What’s it like working as a Marine Insurer?
Working in the oldest form of insurance, a career as a Marine Insurer is a career steeped in history. Traditionally encompassing the insurance of ships or their cargo against specified causes of loss or damage that might be encountered at sea, Marine Insurance now also covers the transit of cargo over land at each end of the voyage. The term ‘vessel’ has now also been extended to include ships under construction or repair and drilling rigs.
Marine Insurers take decisions on whether applications for insurance cover, known as risks, should be accepted, and if so, what the terms and conditions of that cover will be. Understanding the risks associated with cargo transit is vital to the efficient running of all the shipping business, and Marine Insurers provide an expert service on protection and insurance arrangements that the industry could ill-afford to be without.
What kind of work can I do?
Marine Insurers cover four main strands centering around the loss and damage of ship cargoes, terminals, ships and their property, namely Marine Hull Insurance, Marine Liability Insurance, Marine Cargo Insurance, and Offshore/Energy.

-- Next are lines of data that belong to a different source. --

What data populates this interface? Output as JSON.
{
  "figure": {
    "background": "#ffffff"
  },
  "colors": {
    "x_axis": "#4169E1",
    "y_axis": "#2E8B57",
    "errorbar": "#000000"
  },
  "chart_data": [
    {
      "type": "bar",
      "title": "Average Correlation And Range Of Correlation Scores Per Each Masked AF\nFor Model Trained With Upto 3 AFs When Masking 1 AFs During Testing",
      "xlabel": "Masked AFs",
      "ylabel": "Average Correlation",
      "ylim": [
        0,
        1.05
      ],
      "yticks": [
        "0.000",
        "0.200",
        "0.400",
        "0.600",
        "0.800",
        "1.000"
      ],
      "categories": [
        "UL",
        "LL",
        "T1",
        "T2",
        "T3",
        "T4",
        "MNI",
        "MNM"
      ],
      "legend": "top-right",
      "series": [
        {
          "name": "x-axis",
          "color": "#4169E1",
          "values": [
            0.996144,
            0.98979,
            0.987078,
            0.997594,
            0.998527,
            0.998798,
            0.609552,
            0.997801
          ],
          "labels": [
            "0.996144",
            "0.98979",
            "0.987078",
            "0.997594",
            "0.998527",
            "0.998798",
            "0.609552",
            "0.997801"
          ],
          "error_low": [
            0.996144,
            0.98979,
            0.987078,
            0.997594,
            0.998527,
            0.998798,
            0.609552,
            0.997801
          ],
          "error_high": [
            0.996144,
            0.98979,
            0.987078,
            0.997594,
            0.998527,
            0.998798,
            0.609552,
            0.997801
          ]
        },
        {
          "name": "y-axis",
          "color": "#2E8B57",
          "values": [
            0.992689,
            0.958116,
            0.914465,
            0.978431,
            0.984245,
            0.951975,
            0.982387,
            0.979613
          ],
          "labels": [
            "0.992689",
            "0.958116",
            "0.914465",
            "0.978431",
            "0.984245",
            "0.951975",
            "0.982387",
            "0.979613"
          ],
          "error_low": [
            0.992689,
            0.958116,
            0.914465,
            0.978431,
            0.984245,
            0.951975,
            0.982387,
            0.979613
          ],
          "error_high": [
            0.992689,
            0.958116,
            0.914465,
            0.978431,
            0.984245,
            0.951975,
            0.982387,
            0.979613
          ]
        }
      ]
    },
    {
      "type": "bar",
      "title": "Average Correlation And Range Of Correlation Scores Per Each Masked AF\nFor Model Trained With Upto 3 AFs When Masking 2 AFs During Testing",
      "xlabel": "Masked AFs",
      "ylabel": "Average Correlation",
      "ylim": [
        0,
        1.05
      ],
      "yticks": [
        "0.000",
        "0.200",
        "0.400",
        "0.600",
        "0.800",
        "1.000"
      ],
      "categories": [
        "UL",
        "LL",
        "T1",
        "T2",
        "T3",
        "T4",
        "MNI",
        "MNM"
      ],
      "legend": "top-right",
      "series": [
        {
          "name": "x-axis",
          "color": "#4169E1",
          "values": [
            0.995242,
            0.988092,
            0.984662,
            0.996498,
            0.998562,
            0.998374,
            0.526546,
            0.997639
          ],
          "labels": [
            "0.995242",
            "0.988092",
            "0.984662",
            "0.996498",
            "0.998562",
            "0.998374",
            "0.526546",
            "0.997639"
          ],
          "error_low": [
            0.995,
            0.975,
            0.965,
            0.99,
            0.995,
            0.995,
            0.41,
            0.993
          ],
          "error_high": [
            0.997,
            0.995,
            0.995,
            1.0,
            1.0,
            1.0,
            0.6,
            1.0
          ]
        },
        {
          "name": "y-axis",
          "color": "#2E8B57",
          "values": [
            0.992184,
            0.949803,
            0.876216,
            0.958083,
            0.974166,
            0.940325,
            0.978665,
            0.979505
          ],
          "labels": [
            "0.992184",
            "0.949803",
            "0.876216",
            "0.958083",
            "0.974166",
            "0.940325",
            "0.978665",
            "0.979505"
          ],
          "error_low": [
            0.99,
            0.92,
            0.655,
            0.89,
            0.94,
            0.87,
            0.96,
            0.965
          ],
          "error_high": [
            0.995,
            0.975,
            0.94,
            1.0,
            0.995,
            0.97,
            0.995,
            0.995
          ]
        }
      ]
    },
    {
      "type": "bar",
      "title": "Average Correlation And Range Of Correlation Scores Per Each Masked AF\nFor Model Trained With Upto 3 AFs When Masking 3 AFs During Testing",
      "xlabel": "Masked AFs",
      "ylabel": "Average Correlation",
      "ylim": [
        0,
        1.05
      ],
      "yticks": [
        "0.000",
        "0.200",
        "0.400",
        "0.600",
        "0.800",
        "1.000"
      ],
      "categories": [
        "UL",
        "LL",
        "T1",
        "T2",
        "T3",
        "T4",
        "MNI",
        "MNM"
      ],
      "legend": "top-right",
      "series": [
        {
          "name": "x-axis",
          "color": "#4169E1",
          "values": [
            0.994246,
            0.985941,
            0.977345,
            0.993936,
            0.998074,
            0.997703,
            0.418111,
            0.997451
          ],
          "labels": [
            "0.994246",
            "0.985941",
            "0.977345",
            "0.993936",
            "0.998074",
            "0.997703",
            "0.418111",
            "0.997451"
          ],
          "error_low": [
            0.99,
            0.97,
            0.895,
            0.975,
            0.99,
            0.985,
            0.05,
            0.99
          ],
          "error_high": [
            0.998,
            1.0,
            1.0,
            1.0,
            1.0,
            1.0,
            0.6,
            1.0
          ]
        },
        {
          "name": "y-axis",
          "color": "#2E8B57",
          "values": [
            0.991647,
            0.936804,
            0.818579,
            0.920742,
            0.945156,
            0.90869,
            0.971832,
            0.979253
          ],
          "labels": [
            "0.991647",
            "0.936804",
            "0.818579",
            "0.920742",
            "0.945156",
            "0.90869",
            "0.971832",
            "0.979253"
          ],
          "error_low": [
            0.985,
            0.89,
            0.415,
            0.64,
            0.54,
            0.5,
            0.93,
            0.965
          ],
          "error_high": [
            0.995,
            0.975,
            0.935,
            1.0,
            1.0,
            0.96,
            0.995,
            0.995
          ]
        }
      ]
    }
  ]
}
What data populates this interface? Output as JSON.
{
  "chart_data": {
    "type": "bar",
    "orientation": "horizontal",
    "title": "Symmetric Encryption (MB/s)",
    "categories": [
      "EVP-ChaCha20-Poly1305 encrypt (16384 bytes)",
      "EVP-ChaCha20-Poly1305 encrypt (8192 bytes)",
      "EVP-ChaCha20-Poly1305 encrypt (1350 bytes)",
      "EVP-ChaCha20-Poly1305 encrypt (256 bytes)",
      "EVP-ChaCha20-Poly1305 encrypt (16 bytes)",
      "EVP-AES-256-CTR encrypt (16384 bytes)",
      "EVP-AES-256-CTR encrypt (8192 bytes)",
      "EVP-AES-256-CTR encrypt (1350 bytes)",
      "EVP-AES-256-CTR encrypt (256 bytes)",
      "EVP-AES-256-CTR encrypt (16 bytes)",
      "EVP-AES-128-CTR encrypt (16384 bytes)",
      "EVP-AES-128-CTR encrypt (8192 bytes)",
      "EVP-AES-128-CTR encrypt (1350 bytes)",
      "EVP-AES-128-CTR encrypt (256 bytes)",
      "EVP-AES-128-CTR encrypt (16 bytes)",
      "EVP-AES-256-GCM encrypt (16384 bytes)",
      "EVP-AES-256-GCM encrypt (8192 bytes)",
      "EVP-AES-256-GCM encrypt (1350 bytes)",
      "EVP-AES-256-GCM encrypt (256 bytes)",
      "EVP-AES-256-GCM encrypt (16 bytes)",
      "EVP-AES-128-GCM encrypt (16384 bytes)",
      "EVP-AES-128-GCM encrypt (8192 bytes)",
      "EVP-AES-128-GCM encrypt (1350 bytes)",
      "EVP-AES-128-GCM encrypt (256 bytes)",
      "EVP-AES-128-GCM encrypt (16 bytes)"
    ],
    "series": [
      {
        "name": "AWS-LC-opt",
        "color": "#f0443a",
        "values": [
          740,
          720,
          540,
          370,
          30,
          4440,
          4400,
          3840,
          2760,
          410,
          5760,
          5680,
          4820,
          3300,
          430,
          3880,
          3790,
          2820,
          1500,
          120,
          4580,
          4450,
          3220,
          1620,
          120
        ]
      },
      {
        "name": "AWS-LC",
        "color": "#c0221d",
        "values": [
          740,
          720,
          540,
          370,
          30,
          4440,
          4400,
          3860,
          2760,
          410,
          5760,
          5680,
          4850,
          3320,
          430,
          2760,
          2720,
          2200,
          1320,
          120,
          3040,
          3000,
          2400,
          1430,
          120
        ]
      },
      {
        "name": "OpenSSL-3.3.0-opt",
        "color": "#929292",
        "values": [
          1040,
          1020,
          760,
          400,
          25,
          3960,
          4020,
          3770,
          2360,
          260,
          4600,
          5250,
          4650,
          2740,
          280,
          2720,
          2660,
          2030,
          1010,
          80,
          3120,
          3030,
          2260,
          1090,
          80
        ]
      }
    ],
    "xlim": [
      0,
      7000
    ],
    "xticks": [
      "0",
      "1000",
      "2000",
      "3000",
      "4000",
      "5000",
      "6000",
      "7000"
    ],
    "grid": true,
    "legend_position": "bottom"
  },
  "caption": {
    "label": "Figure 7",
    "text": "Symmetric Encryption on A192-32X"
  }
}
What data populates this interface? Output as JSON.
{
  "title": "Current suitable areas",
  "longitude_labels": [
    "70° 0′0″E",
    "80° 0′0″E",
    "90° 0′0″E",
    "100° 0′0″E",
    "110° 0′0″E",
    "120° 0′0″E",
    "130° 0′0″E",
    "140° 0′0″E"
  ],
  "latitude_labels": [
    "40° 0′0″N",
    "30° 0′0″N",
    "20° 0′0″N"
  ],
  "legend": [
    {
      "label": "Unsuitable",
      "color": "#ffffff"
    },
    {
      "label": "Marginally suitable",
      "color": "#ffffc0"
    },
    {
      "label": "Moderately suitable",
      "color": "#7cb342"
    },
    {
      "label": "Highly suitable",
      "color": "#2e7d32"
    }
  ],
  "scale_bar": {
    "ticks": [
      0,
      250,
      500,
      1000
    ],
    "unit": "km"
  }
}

To be able to make informed decisions on which cover to insure, Marine Insurers will examine documents to determine the degree of risk of the application. Risk factors can include the condition and value of the asset, and the financial standing of the applicant. From this information, the Marine Insurer will evaluate the possibility of losses.
The Marine Insurer will also need to assess the likelihood of a claim from reviewing detailed information on the potential policyholder. Post acceptance, Marine Insurers will work directly with clients to periodically review insurance applications to rate risks to determine continued coverage and pricing. They will also need to be well versed in current affairs to protect themselves against adverse conditions in the market.
Where can I work?
Marine Insurers are most often found in commercial direct insurance companies, the most famous of which are the Lloyd’s Syndicates. There are also positions to be found at protection & indemnity clubs, loss adjusting firms, reinsurance companies, and some shipping companies.
Insurance is a large expense for ship owners and they will ‘shop around’ for the most comprehensive cover at the most cost effective price. In that respect, there is also demand for experienced Marine Insurers as advisers on insurance matters, and they can often provide solutions to a range of problems, such as war and strikes risks, stock throughput, terrorism and political exposures, trade disruption, and marine business interruption.
Marine Insurers provide cover for the perils that the shipping industry faces every day, and allow continued trading should disaster strike.
How big is this sector?
Marine Insurers are a core part of the marine insurance market, and bring expertise and experience to the sector. However, insurers face stiff competition from other service providers, as well as from the internet. When assessing and accepting risks, there is a fine line between being too conservative – which may push business away – and too liberal – where the insurance company could be crippled by excessive claims pay-out.